I find Cascalog’s choice of name for the lazy-generator
to be a
bit of a misnomer. That is, it’s not actually lazy! The
lazy-generator
consumes entirely your lazy-seq into a temporary tap.
This necessary inconvenience results in a convenient side-effect,
however.
Clojure’s lazy-seq
, as a producer of values, cannot be
serialized. When you use the lazy-seq
as a cascalog generator,
cascalog side-steps this problem by realizing the entire seq into
memory. That value is then serialized like any other literal value.
This is done where the lazy-seq-backed generator is defined, in the
process executing your application’s -main
. In MapReduce terms, this
is the JVM containing the JobClient
instance.
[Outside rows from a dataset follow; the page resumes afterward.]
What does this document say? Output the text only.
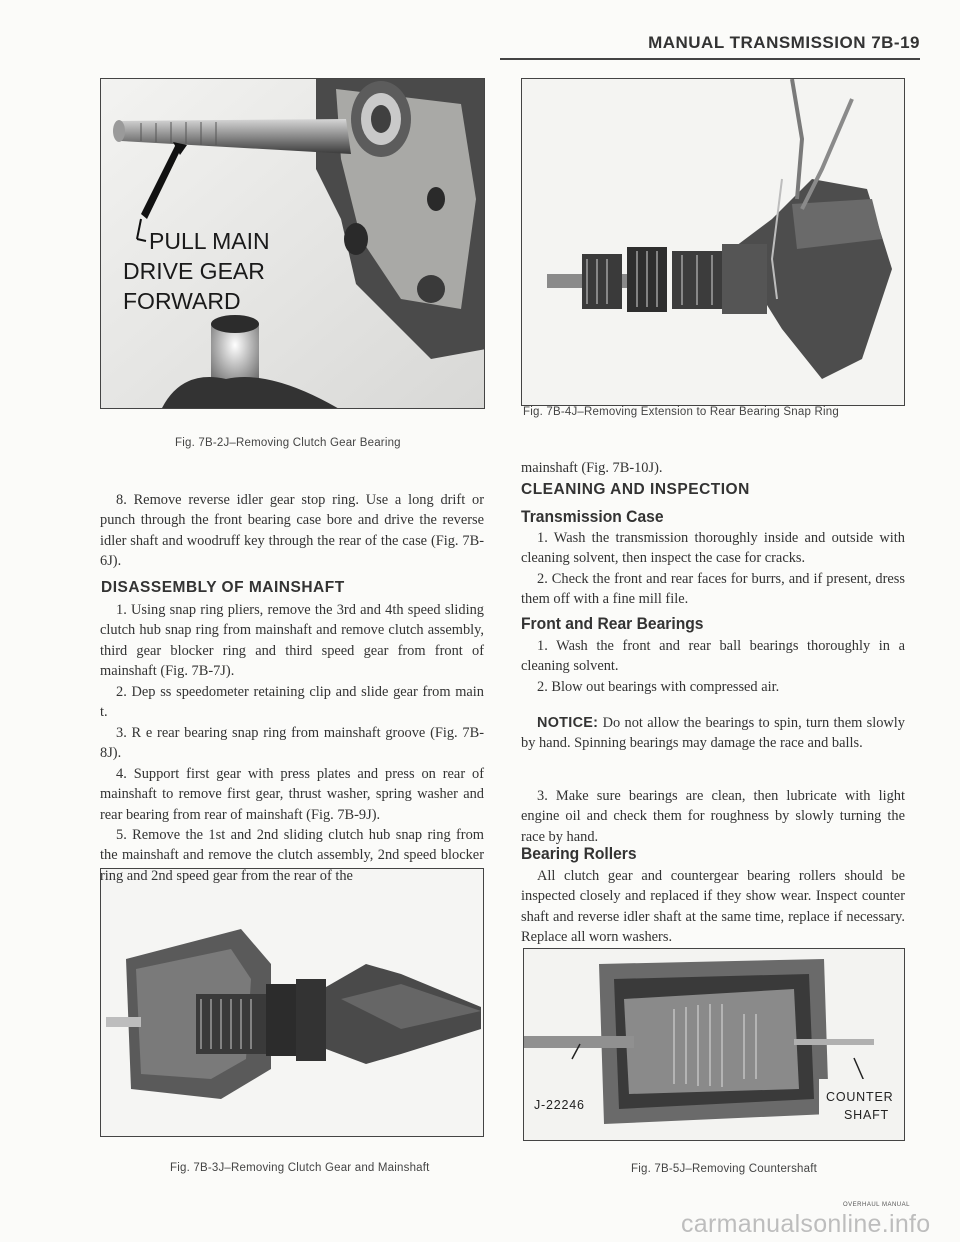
MANUAL TRANSMISSION 7B-19
PULL MAIN
DRIVE GEAR
FORWARD
Fig. 7B-2J–Removing Clutch Gear Bearing
Fig. 7B-4J–Removing Extension to Rear Bearing Snap Ring
Fig. 7B-3J–Removing Clutch Gear and Mainshaft
J-22246
COUNTER
SHAFT
Fig. 7B-5J–Removing Countershaft

8. Remove reverse idler gear stop ring. Use a long drift or punch through the front bearing case bore and drive the reverse idler shaft and woodruff key through the rear of the case (Fig. 7B-6J).

DISASSEMBLY OF MAINSHAFT

1. Using snap ring pliers, remove the 3rd and 4th speed sliding clutch hub snap ring from mainshaft and remove clutch assembly, third gear blocker ring and third speed gear from front of mainshaft (Fig. 7B-7J).

2. Dep ss speedometer retaining clip and slide gear from main t.

3. R e rear bearing snap ring from mainshaft groove (Fig. 7B-8J).

4. Support first gear with press plates and press on rear of mainshaft to remove first gear, thrust washer, spring washer and rear bearing from rear of mainshaft (Fig. 7B-9J).

5. Remove the 1st and 2nd sliding clutch hub snap ring from the mainshaft and remove the clutch assembly, 2nd speed blocker ring and 2nd speed gear from the rear of the

mainshaft (Fig. 7B-10J).

CLEANING AND INSPECTION
Transmission Case

1. Wash the transmission thoroughly inside and outside with cleaning solvent, then inspect the case for cracks.

2. Check the front and rear faces for burrs, and if present, dress them off with a fine mill file.

Front and Rear Bearings

1. Wash the front and rear ball bearings thoroughly in a cleaning solvent.

2. Blow out bearings with compressed air.

NOTICE: Do not allow the bearings to spin, turn them slowly by hand. Spinning bearings may damage the race and balls.

3. Make sure bearings are clean, then lubricate with light engine oil and check them for roughness by slowly turning the race by hand.

Bearing Rollers

All clutch gear and countergear bearing rollers should be inspected closely and replaced if they show wear. Inspect counter shaft and reverse idler shaft at the same time, replace if necessary. Replace all worn washers.

OVERHAUL MANUAL
carmanualsonline.info
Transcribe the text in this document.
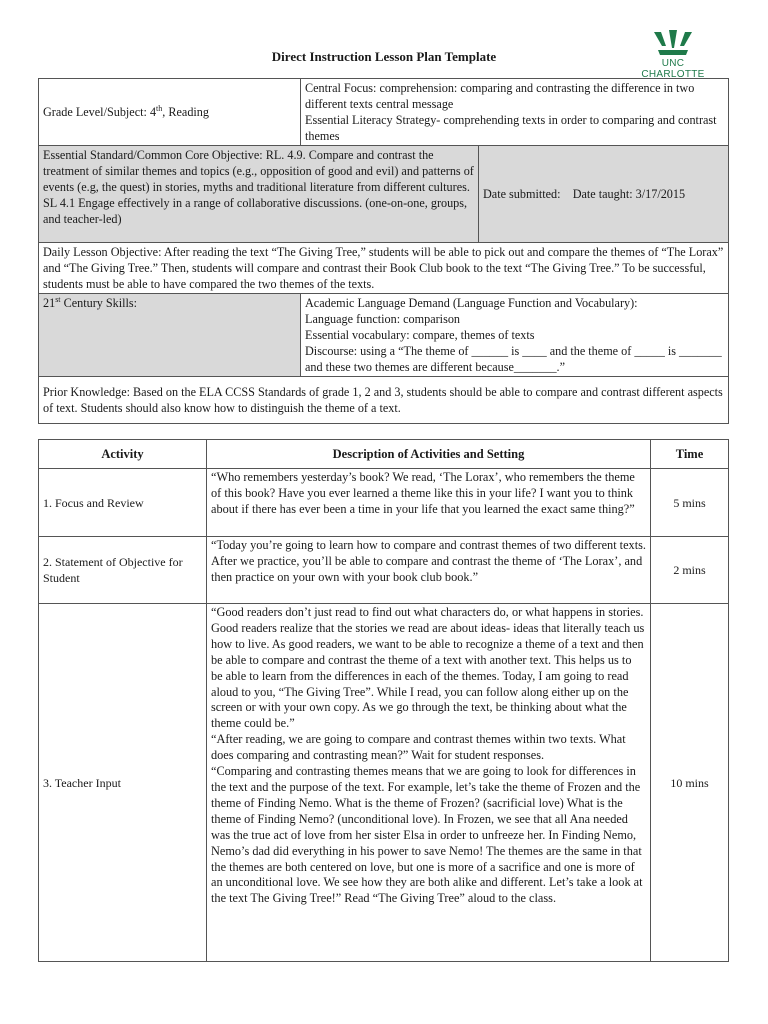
Direct Instruction Lesson Plan Template	UNC CHARLOTTE
Grade Level/Subject: 4th, Reading	Central Focus: comprehension: comparing and contrasting the difference in two different texts central message
Essential Literacy Strategy- comprehending texts in order to comparing and contrast themes	

Essential Standard/Common Core Objective: RL. 4.9. Compare and contrast the treatment of similar themes and topics (e.g., opposition of good and evil) and patterns of events (e.g, the quest) in stories, myths and traditional literature from different cultures.
SL 4.1 Engage effectively in a range of collaborative discussions. (one-on-one, groups, and teacher-led)		Date submitted: Date taught: 3/17/2015
Daily Lesson Objective: After reading the text “The Giving Tree,” students will be able to pick out and compare the themes of “The Lorax” and “The Giving Tree.” Then, students will compare and contrast their Book Club book to the text “The Giving Tree.” To be successful, students must be able to have compared the two themes of the texts.		
21st Century Skills:	Academic Language Demand (Language Function and Vocabulary):
Language function: comparison
Essential vocabulary: compare, themes of texts
Discourse: using a “The theme of ______ is ____ and the theme of _____ is _______ and these two themes are different because_______.”	

Prior Knowledge: Based on the ELA CCSS Standards of grade 1, 2 and 3, students should be able to compare and contrast different aspects of text. Students should also know how to distinguish the theme of a text.		
Activity	Description of Activities and Setting	Time
1. Focus and Review	“Who remembers yesterday’s book? We read, ‘The Lorax’, who remembers the theme of this book? Have you ever learned a theme like this in your life? I want you to think about if there has ever been a time in your life that you learned the exact same thing?”	5 mins
2. Statement of Objective for Student	“Today you’re going to learn how to compare and contrast themes of two different texts. After we practice, you’ll be able to compare and contrast the theme of ‘The Lorax’, and then practice on your own with your book club book.”	2 mins
3. Teacher Input	“Good readers don’t just read to find out what characters do, or what happens in stories. Good readers realize that the stories we read are about ideas- ideas that literally teach us how to live. As good readers, we want to be able to recognize a theme of a text and then be able to compare and contrast the theme of a text with another text. This helps us to be able to learn from the differences in each of the themes. Today, I am going to read aloud to you, “The Giving Tree”. While I read, you can follow along either up on the screen or with your own copy. As we go through the text, be thinking about what the theme could be.”

“After reading, we are going to compare and contrast themes within two texts. What does comparing and contrasting mean?” Wait for student responses.

“Comparing and contrasting themes means that we are going to look for differences in the text and the purpose of the text. For example, let’s take the theme of Frozen and the theme of Finding Nemo. What is the theme of Frozen? (sacrificial love) What is the theme of Finding Nemo? (unconditional love). In Frozen, we see that all Ana needed was the true act of love from her sister Elsa in order to unfreeze her. In Finding Nemo, Nemo’s dad did everything in his power to save Nemo! The themes are the same in that the themes are both centered on love, but one is more of a sacrifice and one is more of an unconditional love. We see how they are both alike and different. Let’s take a look at the text The Giving Tree!” Read “The Giving Tree” aloud to the class.	10 mins
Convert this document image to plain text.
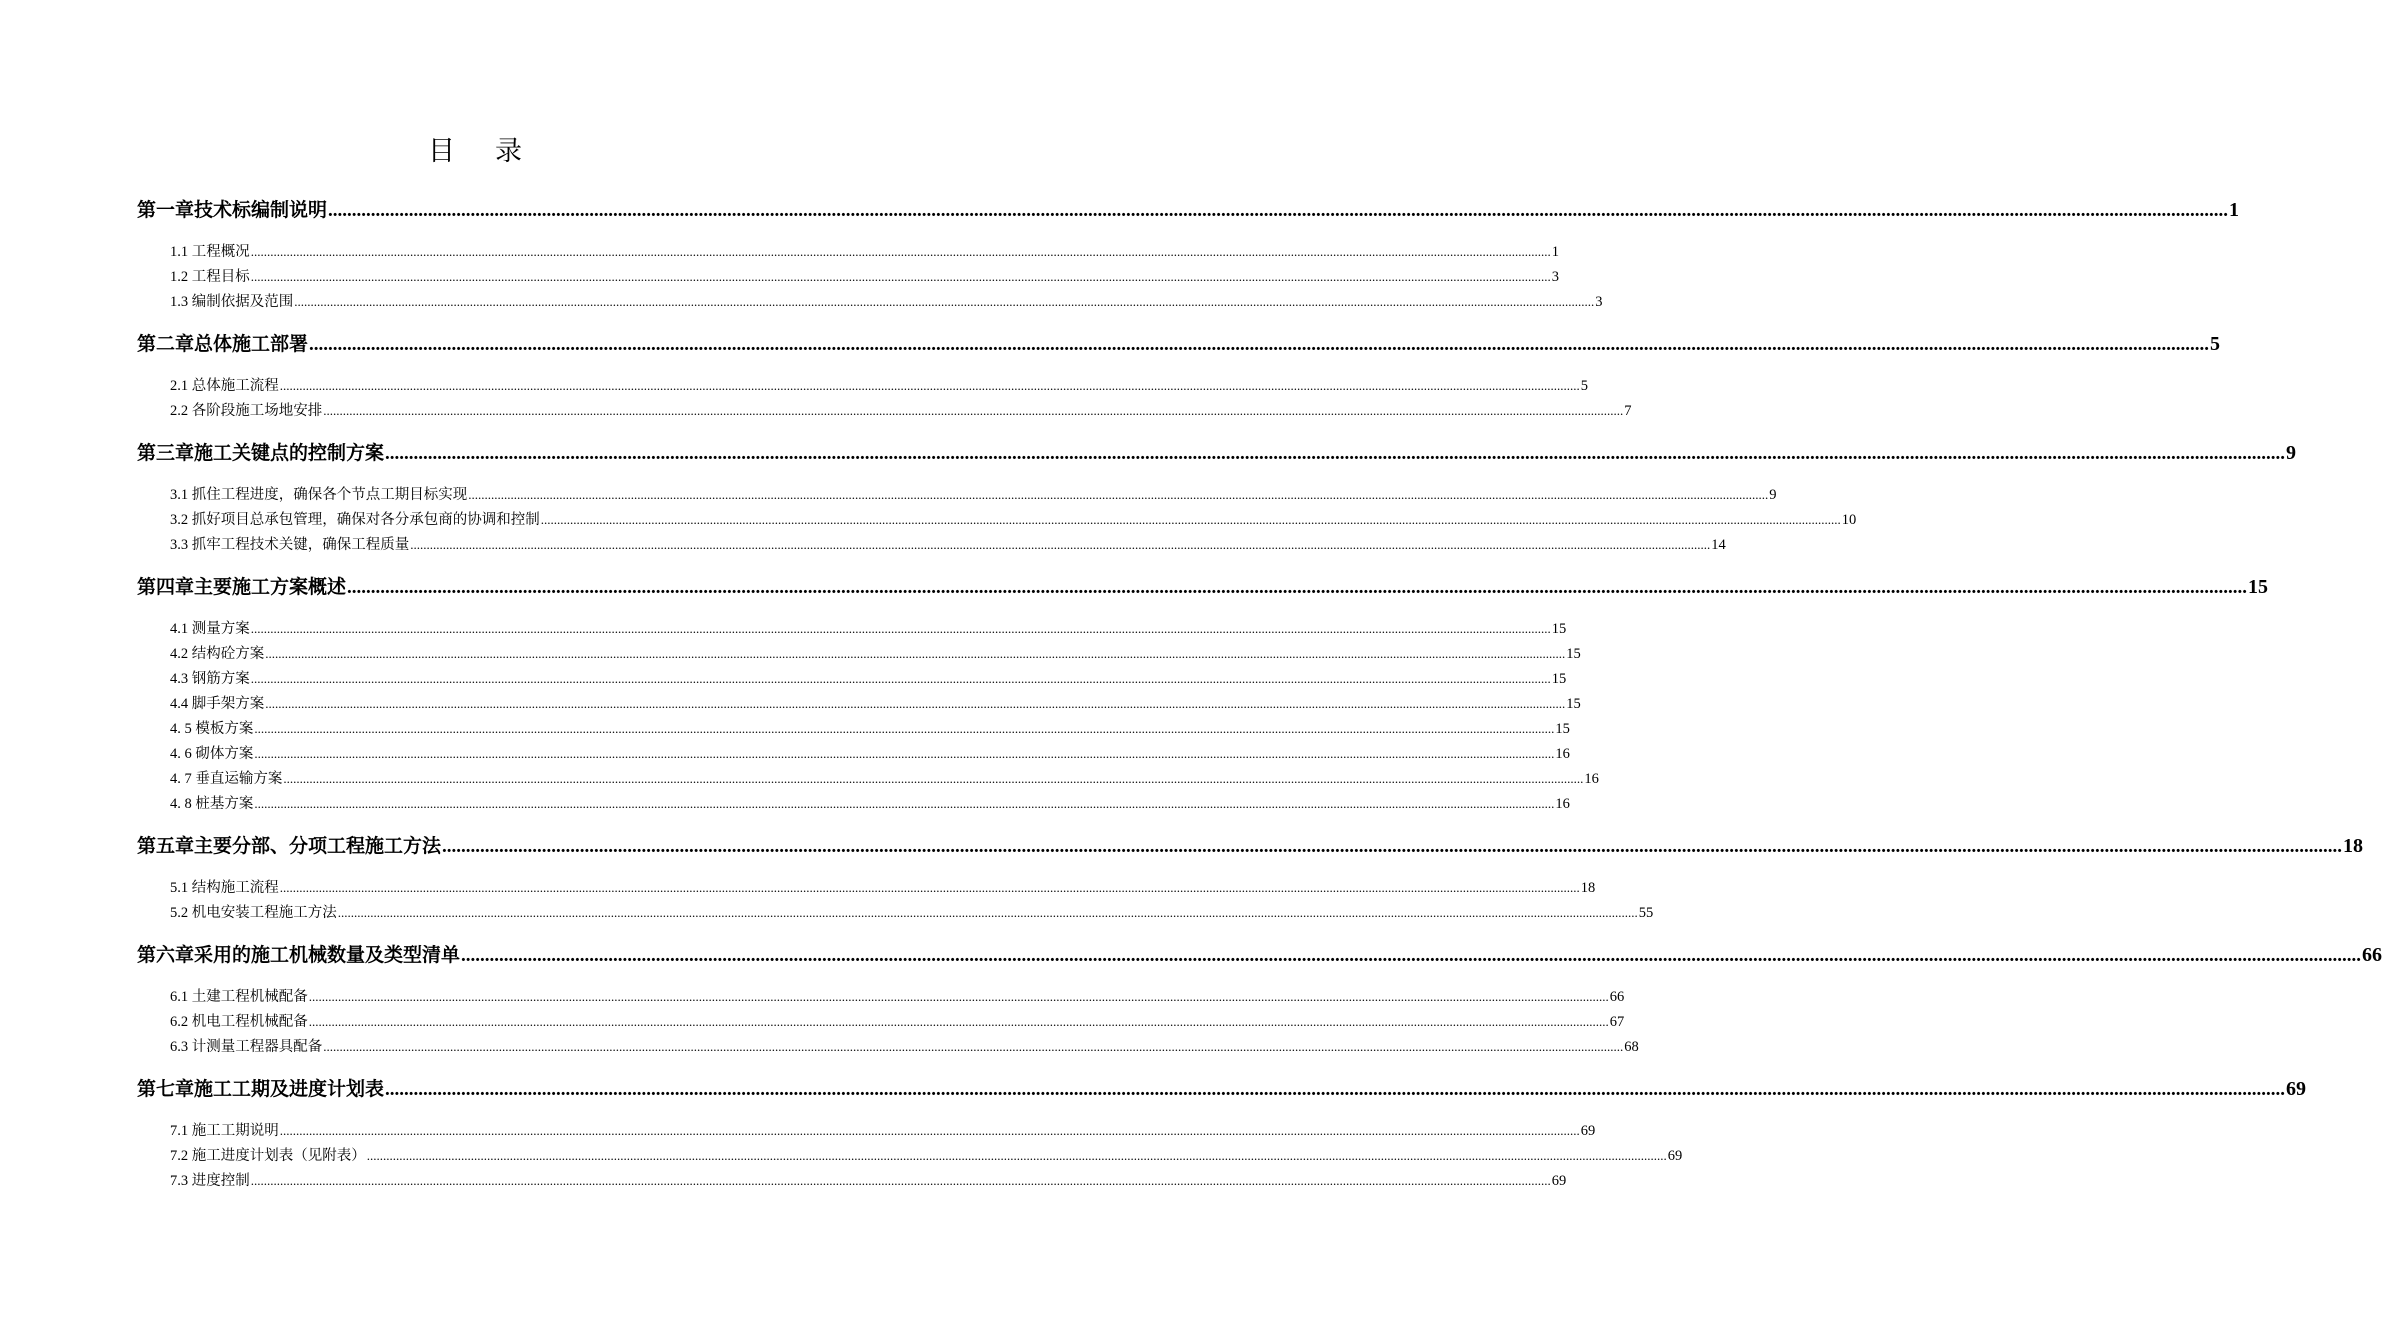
目 录
第一章 技术标编制说明 ................................................................................................................................................................................................................................................................................................................................................................................................................ 1
1.1 工程概况 ................................................................................................................................................................................................................................................................................................................................................................................................................ 1
1.2 工程目标 ................................................................................................................................................................................................................................................................................................................................................................................................................ 3
1.3 编制依据及范围 ................................................................................................................................................................................................................................................................................................................................................................................................................ 3
第二章 总体施工部署 ................................................................................................................................................................................................................................................................................................................................................................................................................ 5
2.1 总体施工流程 ................................................................................................................................................................................................................................................................................................................................................................................................................ 5
2.2 各阶段施工场地安排 ................................................................................................................................................................................................................................................................................................................................................................................................................ 7
第三章 施工关键点的控制方案 ................................................................................................................................................................................................................................................................................................................................................................................................................ 9
3.1 抓住工程进度，确保各个节点工期目标实现 ................................................................................................................................................................................................................................................................................................................................................................................................................ 9
3.2 抓好项目总承包管理，确保对各分承包商的协调和控制 ................................................................................................................................................................................................................................................................................................................................................................................................................ 10
3.3 抓牢工程技术关键，确保工程质量 ................................................................................................................................................................................................................................................................................................................................................................................................................ 14
第四章 主要施工方案概述 ................................................................................................................................................................................................................................................................................................................................................................................................................ 15
4.1 测量方案 ................................................................................................................................................................................................................................................................................................................................................................................................................ 15
4.2 结构砼方案 ................................................................................................................................................................................................................................................................................................................................................................................................................ 15
4.3 钢筋方案 ................................................................................................................................................................................................................................................................................................................................................................................................................ 15
4.4 脚手架方案 ................................................................................................................................................................................................................................................................................................................................................................................................................ 15
4. 5 模板方案 ................................................................................................................................................................................................................................................................................................................................................................................................................ 15
4. 6 砌体方案 ................................................................................................................................................................................................................................................................................................................................................................................................................ 16
4. 7 垂直运输方案 ................................................................................................................................................................................................................................................................................................................................................................................................................ 16
4. 8 桩基方案 ................................................................................................................................................................................................................................................................................................................................................................................................................ 16
第五章 主要分部、分项工程施工方法 ................................................................................................................................................................................................................................................................................................................................................................................................................ 18
5.1 结构施工流程 ................................................................................................................................................................................................................................................................................................................................................................................................................ 18
5.2 机电安装工程施工方法 ................................................................................................................................................................................................................................................................................................................................................................................................................ 55
第六章 采用的施工机械数量及类型清单 ................................................................................................................................................................................................................................................................................................................................................................................................................ 66
6.1 土建工程机械配备 ................................................................................................................................................................................................................................................................................................................................................................................................................ 66
6.2 机电工程机械配备 ................................................................................................................................................................................................................................................................................................................................................................................................................ 67
6.3 计测量工程器具配备 ................................................................................................................................................................................................................................................................................................................................................................................................................ 68
第七章 施工工期及进度计划表 ................................................................................................................................................................................................................................................................................................................................................................................................................ 69
7.1 施工工期说明 ................................................................................................................................................................................................................................................................................................................................................................................................................ 69
7.2 施工进度计划表（见附表） ................................................................................................................................................................................................................................................................................................................................................................................................................ 69
7.3 进度控制 ................................................................................................................................................................................................................................................................................................................................................................................................................ 69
As you might expect,
when your realized seq is large, this leads to runtime problems. For
one, you can blow the process’s heap. Even if you have enough RAM, a
more subtle issue can manifest as jobconf size exceptions.
It’s also worth noting that all this serialization business is happening outside of the MapReduce processing pipeline. That is, there’s no Mapper or Reducer executing while this goes on. This can be confusing as it looks like your job isn’t doing anything while this work is performed.
Introduce the lazy-generator
. This handy bit of code transforms a
lazy-seq
into an hfs-backed tap. Just like consuming the lazy-seq
as a cascalog generator directly, this consumes the entire seq!
Instead of realizing the whole seq into memory, however, the seq is
serialized into an anonymous tap. This process is generally slower
than consuming the lazy-seq
directly because of the additional IO
involved. Again, this code is run in the JVM executing your
application’s -main
, outside of any Map or Reduce step. Et voilà, no
more memory problems or mysterious jobconf size exceptions.
Wrapping your lazy-seq
in a lazy-generator
is a little
inconvenient, but it has another benefit, especially when your seq is
large. Because the data is being read from the HDFS, Hadoop’s
InputSplit logic is applied. No longer is your lazy-seq-backed
step limited to a single task process! MapReduce will split the data
in the usual way and spread the work of processing around the cluster.